—Parce qu'elle m'a sauvée... oui, elle m'a sauvé la vie. Mais elle a fait plus...»
La pauvre fille hésita, cherchant des mots. Quelque chose illuminait son visage ravagé, gonflait son cœur. Elle voulait parler. Mais dans l'impuissance d'exprimer tout ce qui resplendissait en elle, ses lèvres se fermèrent, et des pleurs ruisselèrent de ses yeux sauvages.
—«Parlez,» insista le président, qui s'adoucit.
Tatiane baissait maintenant la tête, à ce point que, derrière la balustrade de bois, on ne distinguait plus que sa main, sur laquelle son front s'appuyait.
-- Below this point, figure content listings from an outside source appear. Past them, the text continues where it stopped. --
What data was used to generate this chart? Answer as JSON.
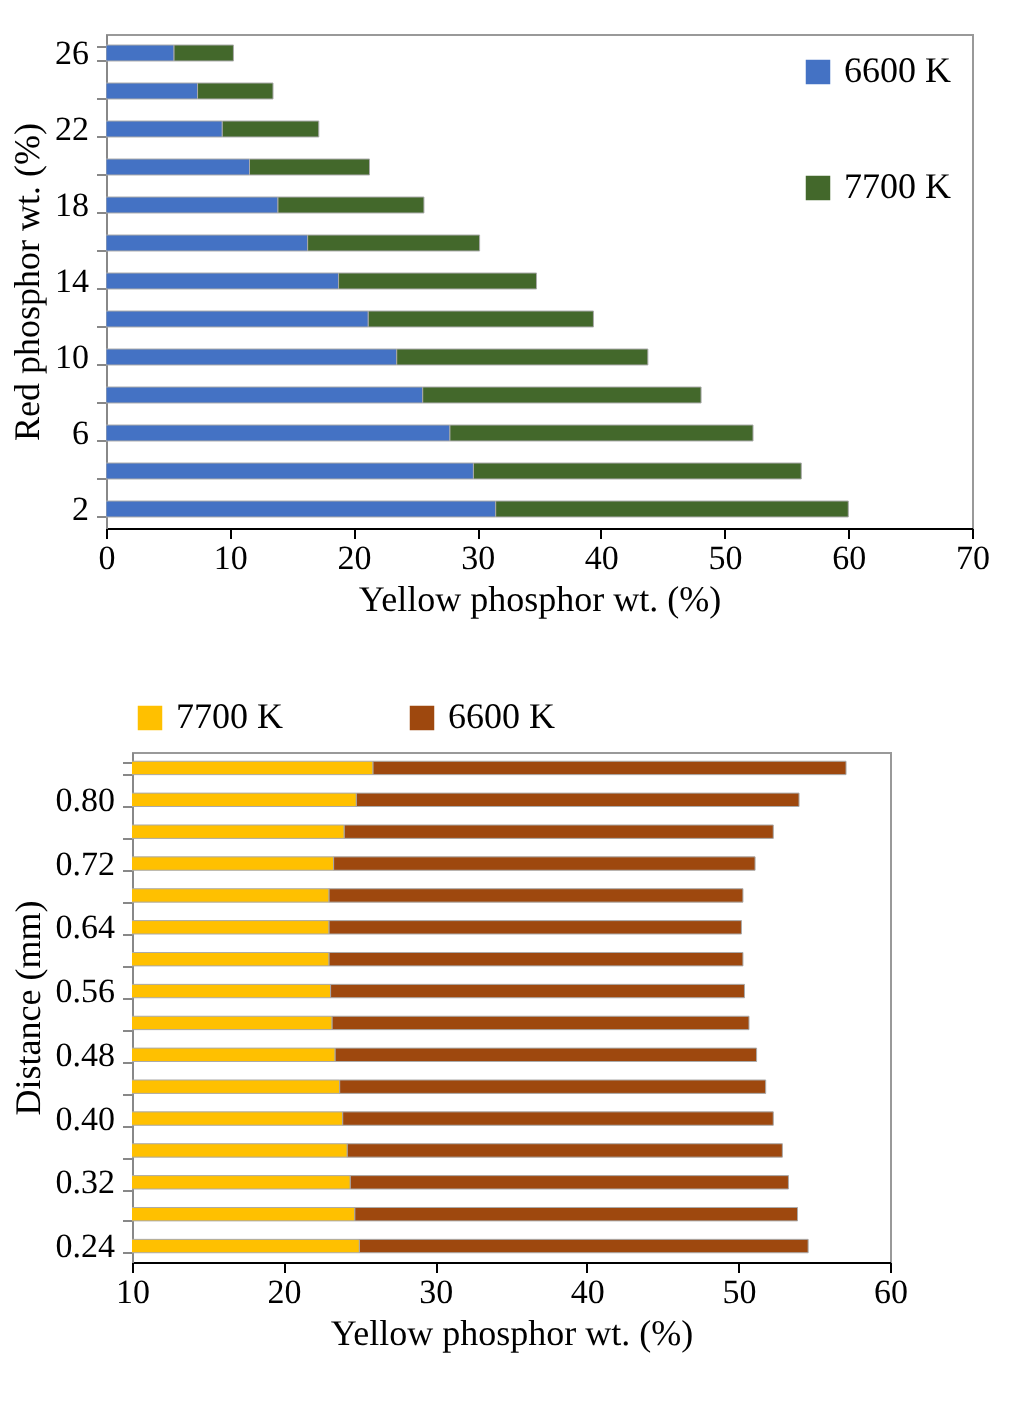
{
  "chart_data": [
    {
      "type": "bar",
      "orientation": "horizontal",
      "stacked": true,
      "xlabel": "Yellow phosphor wt. (%)",
      "ylabel": "Red phosphor wt. (%)",
      "categories": [
        "26",
        null,
        "22",
        null,
        "18",
        null,
        "14",
        null,
        "10",
        null,
        "6",
        null,
        "2"
      ],
      "series": [
        {
          "name": "6600 K",
          "color": "#4472c4",
          "values": [
            5.5,
            7.4,
            9.4,
            11.6,
            13.9,
            16.3,
            18.8,
            21.2,
            23.5,
            25.6,
            27.8,
            29.7,
            31.5
          ]
        },
        {
          "name": "7700 K",
          "color": "#43682b",
          "values": [
            4.8,
            6.1,
            7.8,
            9.7,
            11.8,
            13.9,
            16.0,
            18.2,
            20.3,
            22.5,
            24.5,
            26.5,
            28.5
          ]
        }
      ],
      "xlim": [
        0,
        70
      ],
      "xticks": [
        0,
        10,
        20,
        30,
        40,
        50,
        60,
        70
      ],
      "grid": false,
      "legend": "top right"
    },
    {
      "type": "bar",
      "orientation": "horizontal",
      "stacked": true,
      "xlabel": "Yellow phosphor wt. (%)",
      "ylabel": "Distance (mm)",
      "categories": [
        null,
        "0.80",
        null,
        "0.72",
        null,
        "0.64",
        null,
        "0.56",
        null,
        "0.48",
        null,
        "0.40",
        null,
        "0.32",
        null,
        "0.24"
      ],
      "series": [
        {
          "name": "7700 K",
          "color": "#ffc000",
          "values": [
            25.9,
            24.8,
            24.0,
            23.3,
            23.0,
            23.0,
            23.0,
            23.1,
            23.2,
            23.4,
            23.7,
            23.9,
            24.2,
            24.4,
            24.7,
            25.0
          ]
        },
        {
          "name": "6600 K",
          "color": "#9e480e",
          "values": [
            31.2,
            29.2,
            28.3,
            27.8,
            27.3,
            27.2,
            27.3,
            27.3,
            27.5,
            27.8,
            28.1,
            28.4,
            28.7,
            28.9,
            29.2,
            29.6
          ]
        }
      ],
      "xlim": [
        10,
        60
      ],
      "xticks": [
        10,
        20,
        30,
        40,
        50,
        60
      ],
      "grid": false,
      "legend": "top"
    }
  ]
}
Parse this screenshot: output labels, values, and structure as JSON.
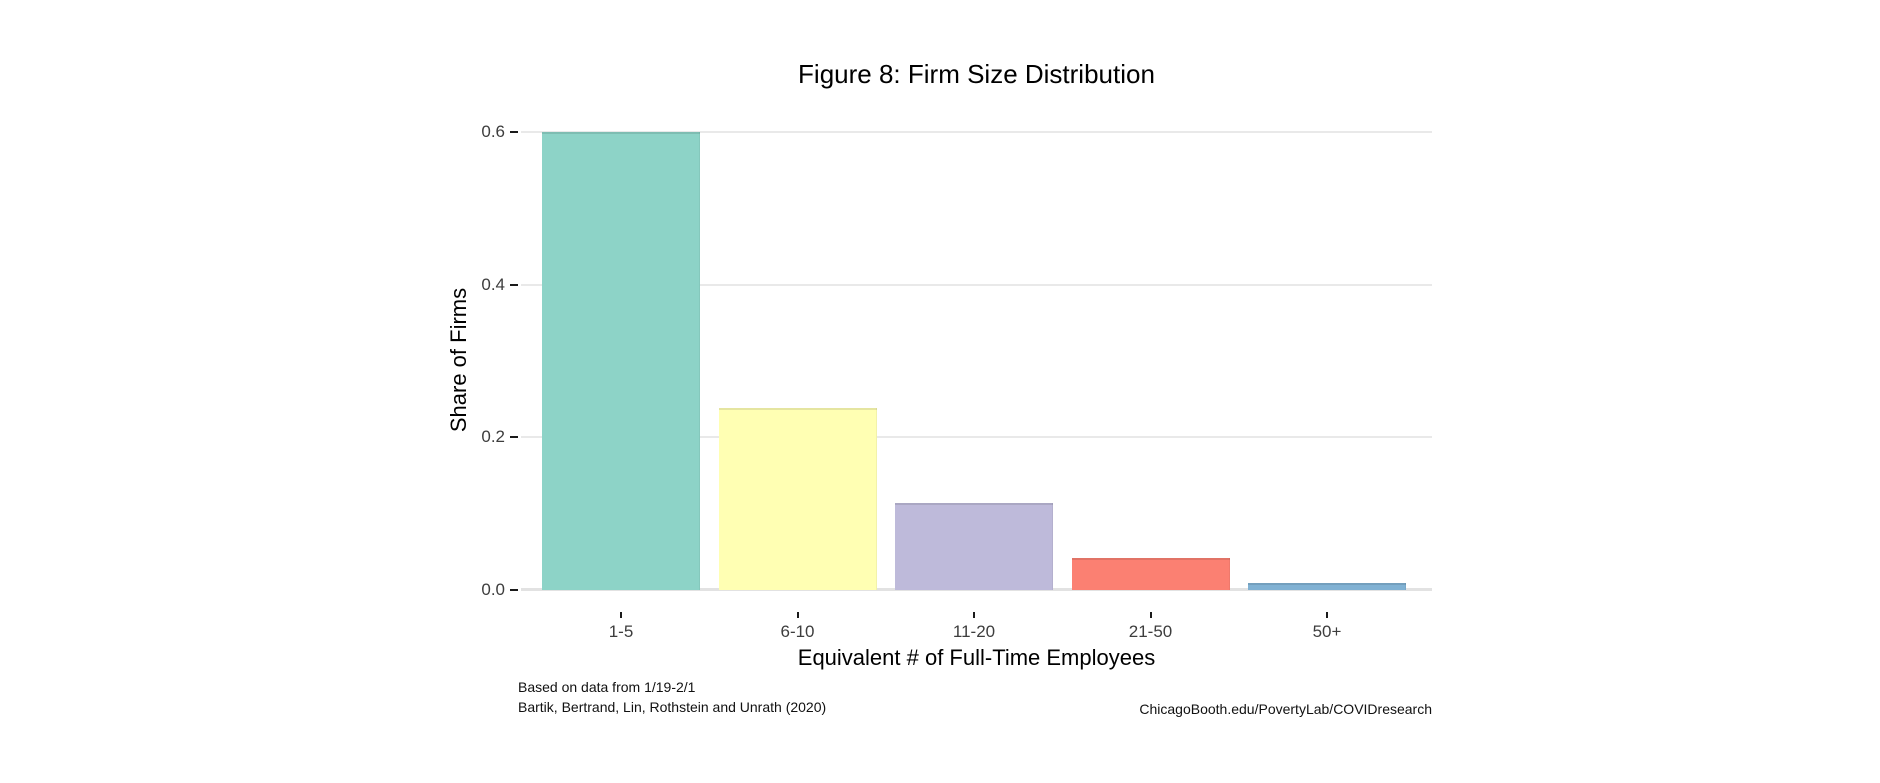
{
  "title": "Figure 8: Firm Size Distribution",
  "footer": {
    "left_line1": "Based on data from 1/19-2/1",
    "left_line2": "Bartik, Bertrand, Lin, Rothstein and Unrath (2020)",
    "right": "ChicagoBooth.edu/PovertyLab/COVIDresearch"
  },
  "chart_data": {
    "type": "bar",
    "title": "Figure 8: Firm Size Distribution",
    "categories": [
      "1-5",
      "6-10",
      "11-20",
      "21-50",
      "50+"
    ],
    "values": [
      0.6,
      0.238,
      0.113,
      0.041,
      0.008
    ],
    "xlabel": "Equivalent # of Full-Time Employees",
    "ylabel": "Share of Firms",
    "ylim": [
      0,
      0.63
    ],
    "yticks": [
      0.0,
      0.2,
      0.4,
      0.6
    ],
    "ytick_labels": [
      "0.0",
      "0.2",
      "0.4",
      "0.6"
    ],
    "grid": "horizontal-major-only",
    "legend": "none",
    "background": "#FFFFFF",
    "gridline_color": "#E9E9E9",
    "axis_text_color": "#3D3D3D",
    "bar_colors": [
      "#8DD3C7",
      "#FFFFB3",
      "#BEBADA",
      "#FB8072",
      "#80B1D3"
    ],
    "palette": "Set3"
  }
}
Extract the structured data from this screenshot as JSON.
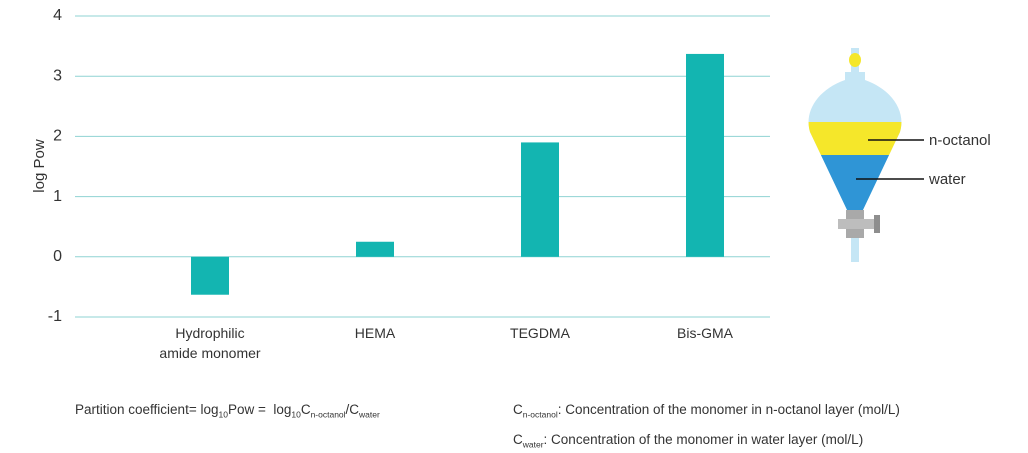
{
  "chart_data": {
    "type": "bar",
    "y_label": "log Pow",
    "categories": [
      "Hydrophilic\namide monomer",
      "HEMA",
      "TEGDMA",
      "Bis-GMA"
    ],
    "values": [
      -0.63,
      0.25,
      1.9,
      3.37
    ],
    "color": "#13b5b1",
    "ylim": [
      -1,
      4
    ],
    "yticks": [
      -1,
      0,
      1,
      2,
      3,
      4
    ],
    "grid": true,
    "funnel_labels": [
      "n-octanol",
      "water"
    ],
    "formula": [
      {
        "text": "Partition coefficient= log",
        "sub": false
      },
      {
        "text": "10",
        "sub": true
      },
      {
        "text": "Pow =  log",
        "sub": false
      },
      {
        "text": "10",
        "sub": true
      },
      {
        "text": "C",
        "sub": false
      },
      {
        "text": "n-octanol",
        "sub": true
      },
      {
        "text": "/C",
        "sub": false
      },
      {
        "text": "water",
        "sub": true
      }
    ],
    "definitions": [
      [
        {
          "text": "C",
          "sub": false
        },
        {
          "text": "n-octanol",
          "sub": true
        },
        {
          "text": ": Concentration of the monomer in n-octanol layer (mol/L)",
          "sub": false
        }
      ],
      [
        {
          "text": "C",
          "sub": false
        },
        {
          "text": "water",
          "sub": true
        },
        {
          "text": ": Concentration of the monomer in water layer (mol/L)",
          "sub": false
        }
      ]
    ]
  }
}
—«Eh bien, voilà...» proféra sourdement Katerine... «J'étais arrivée à Paris pour suivre quelqu'un, qui m'avait connue dans un café chantant, à Odessa... Mais il m'a quittée... Ce que je suis devenue...» Sa voix sombra. Un frémissement visible agita ses épaules.—«Une nuit, du côté de Montrouge, j'allais être assommée par un bandit qui prétendait avoir des droits sur moi, des droits comme on n'en a pas sur un chien qui vous sert,—non, mais comme le chasseur sur le gibier qu'il traque... A mes cris, deux passants accoururent: Tatiane et son fiancé, Pierre Marowsky. L'apache et ses amis leur tombèrent dessus. Ils se battirent, là... dans ce faubourg de Paris... Une bataille corps à corps, sanglante, telle que je n'en vis jamais de pire, dans les nuits de là-bas, le long des sentiers de la steppe, où les loups attendent qu'il en reste un par terre quand la caravane s'en ira. Ils m'ont conquise, ils m'ont emportée. Tatiane marquait le chemin avec du sang, car elle avait reçu un coup de couteau. Depuis, elle m'a gardée, elle m'a nourrie, elle qui n'a pas sa suffisance. Mais elle a fait mieux... Cette jeune fille si pure!—Ah! on ne comprend pas cela, ici, qu'elle vive librement comme un garçon, et qu'elle aime, et soit aimée... et qu'elle reste pourtant comme une petite vierge dans la chambre de sa mère...—Cette savante... qui a des brevets et des diplômes... Elle m'a traitée dès la première minute comme si j'étais son égale, sa sœur.»
La Risslaya, ayant prononcé ce mot, crut avoir tout dit. Mais aucune question du président ne suivit immédiatement. Le silence de la vaste salle semblait écouter encore. Elle ajouta donc, et ce fut très simple:
—«Voilà pourquoi je n'existe plus que pour servir Tatiane Kachintzeff.»
Il y eut des applaudissements, que continrent mal les objurgations de l'huissier audiencier.
Le président devenait soucieux. Pierre Marowsky, de même que sa fiancée, se renfermait dans un mutisme presque absolu. Quant au Vercingétorix visionnaire, qu'on appelait Wladimir, sans que jamais nul ne lui eût connu un nom de famille, il se lança dans des divagations humanitaires, plus invraisemblablement chimériques que toutes les élucubrations de ce genre. Il fallut y couper court.
Maintenant s'évoquaient les accusés qui ne pouvaient pas répondre. L'un en fuite... ce Toulénine, dont le rôle apparaissait si obscur. Et l'autre... celui dont le corps avait été déchiqueté par la bombe, le soir d'orage, le soir sinistre, dans les carrières de la Petite-Barrerie. Celui-là, Michel Gorlianoff, «le martyr», qui saurait jamais de quelle façon exacte il reçut la mort?... Lui qui, si près du rendez-vous, prévenait Tatiane d'une trahison probable de Toulénine... Voulut-il supprimer le faux frère, délivrer ses amis de ce péril vivant? Fût-ce lui qui détermina l'éclatement de l'engin, sacrifiant sa vie au salut commun? Fût-ce Toulénine, deviné par lui, qui le foudroya en échappant. Nul ne pouvait le dire. Pas même les complices de ces hommes, puisque, à la minute tragique, les quatre autres se tenaient à distance, attendant la déflagration, et pensant ne voir s'éparpiller et couler que du sable,—non du sang. Le long interrogatoire des inculpés laissait le mystère intact. Même il en épaissit les ombres.